Toulouse, 11 septembre 2007. Militaires, industriels, parlementaires et délégations étrangères écoutent Hervé Morin. Pour sa première participation aux 5es Universités de la défense, le nouveau ministre de la Défense égrène les menaces qui pèsent sur le monde, précise les impératifs stratégiques de la France, et insiste sur la nécessaire modernisation des armées. Très attendu, le discours reste sans surprise. Des questions, mais peu de réponses. Jusqu'à cette phrase, cinglante, sur le Rafale : un avion - dit-il - « très sophistiqué et difficile à vendre ». « Quand les Américains emportent les contrats, c'est souvent avec des F16 d'occasion. » Le procès de « course perpétuelle à la technologie » de l'armement made in France est ouvert. Une claque pour Dassault...

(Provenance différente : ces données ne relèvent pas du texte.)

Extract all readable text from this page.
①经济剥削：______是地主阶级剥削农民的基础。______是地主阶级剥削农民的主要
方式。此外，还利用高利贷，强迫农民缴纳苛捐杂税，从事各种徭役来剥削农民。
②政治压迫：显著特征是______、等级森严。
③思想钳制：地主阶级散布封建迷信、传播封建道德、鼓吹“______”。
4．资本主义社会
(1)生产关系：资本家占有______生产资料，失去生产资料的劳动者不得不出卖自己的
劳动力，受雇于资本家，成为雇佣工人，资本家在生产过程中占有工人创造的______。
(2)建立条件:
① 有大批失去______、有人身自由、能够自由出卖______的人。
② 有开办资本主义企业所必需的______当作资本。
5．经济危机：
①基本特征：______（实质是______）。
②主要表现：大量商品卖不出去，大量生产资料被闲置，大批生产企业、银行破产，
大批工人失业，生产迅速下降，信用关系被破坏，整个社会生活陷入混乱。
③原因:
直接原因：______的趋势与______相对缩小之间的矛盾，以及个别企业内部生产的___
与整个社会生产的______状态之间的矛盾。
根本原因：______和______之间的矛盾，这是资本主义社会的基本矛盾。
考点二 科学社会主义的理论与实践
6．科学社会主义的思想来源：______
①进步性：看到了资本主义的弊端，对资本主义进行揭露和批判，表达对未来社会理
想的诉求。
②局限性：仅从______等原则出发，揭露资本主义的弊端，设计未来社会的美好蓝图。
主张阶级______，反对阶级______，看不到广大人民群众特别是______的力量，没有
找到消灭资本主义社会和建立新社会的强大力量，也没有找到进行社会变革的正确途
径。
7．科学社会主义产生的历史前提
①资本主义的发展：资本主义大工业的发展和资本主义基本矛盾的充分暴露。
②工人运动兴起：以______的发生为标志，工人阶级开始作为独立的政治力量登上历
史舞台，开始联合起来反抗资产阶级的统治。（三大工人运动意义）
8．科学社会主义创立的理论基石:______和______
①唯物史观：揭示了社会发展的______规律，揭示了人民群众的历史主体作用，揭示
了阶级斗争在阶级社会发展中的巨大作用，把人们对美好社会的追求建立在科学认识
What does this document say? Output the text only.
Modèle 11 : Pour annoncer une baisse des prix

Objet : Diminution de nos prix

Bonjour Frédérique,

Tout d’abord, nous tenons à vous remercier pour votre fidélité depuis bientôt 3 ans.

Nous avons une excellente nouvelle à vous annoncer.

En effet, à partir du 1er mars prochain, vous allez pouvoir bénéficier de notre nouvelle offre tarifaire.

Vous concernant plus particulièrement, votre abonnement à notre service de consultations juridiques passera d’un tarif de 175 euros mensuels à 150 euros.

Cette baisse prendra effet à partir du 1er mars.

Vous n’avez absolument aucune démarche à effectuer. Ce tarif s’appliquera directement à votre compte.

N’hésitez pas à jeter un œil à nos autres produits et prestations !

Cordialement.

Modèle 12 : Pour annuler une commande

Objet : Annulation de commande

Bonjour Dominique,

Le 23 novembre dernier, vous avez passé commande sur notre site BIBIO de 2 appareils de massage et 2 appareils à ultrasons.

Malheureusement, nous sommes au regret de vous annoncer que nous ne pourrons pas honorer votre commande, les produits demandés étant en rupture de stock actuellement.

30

C'est la stupeur dans la salle. Tous les spécialistes s'insurgent : si la France exporte des armes, ce n'est pas en produisant du matériel rustique ! Pourquoi cette déclaration assassine au moment où le Maroc négocie l'achat de l'avion de combat de Dassault, toujours à la recherche de sa première référence export ? Une annonce est même espérée fin octobre, à l'occasion de la visite officielle de Nicolas Sarkozy.Photo illustrant l'Article Assurément, la sortie d'Hervé Morin est maladroite, et éloignée de la réalité des raisons des échecs précédents du Rafale à l'exportation. Pire qu'un crime, une faute, hurle l'entourage de l'avionneur. Sauf qu'à ce moment-là, le ministre de la Défense ne « trahit » personne. Depuis juillet, il sait, tout comme Dassault, que le Rafale a perdu la partie marocaine face au F16 américain. Et ni l'hypertechnologie ni la parité euro-dollar ne sont en cause. C'est un pur gâchis franco-français phénoménal, une défaite emblématique des carences de l'organisation politico-administrative à l'export. Jamais ce contrat n'aurait dû échapper à la France. « On est passé si près du but », commente, dégoûté, un responsable du ministère de la Défense, qui dénonce « une incurie générale ».

Tout a réellement commencé début 2006 quand le roi Mohammed VI fait part à Jacques Chirac de sa volonté d'acheter 25 avions de chasse français. Le contexte régional vient de changer : le voisin algérien a acheté à Moscou des Mig et des Sukhoï dernier cri. En face, Rabat n'aligne que des vieux Mirage F1, en cours de modernisation, et des F5 américains à bout de souffle. Il faut d'urgence montrer ses muscles. Et comme les armées marocaine et française sont historiquement très liées, c'est tout naturellement que le roi se tourne vers l'Elysée.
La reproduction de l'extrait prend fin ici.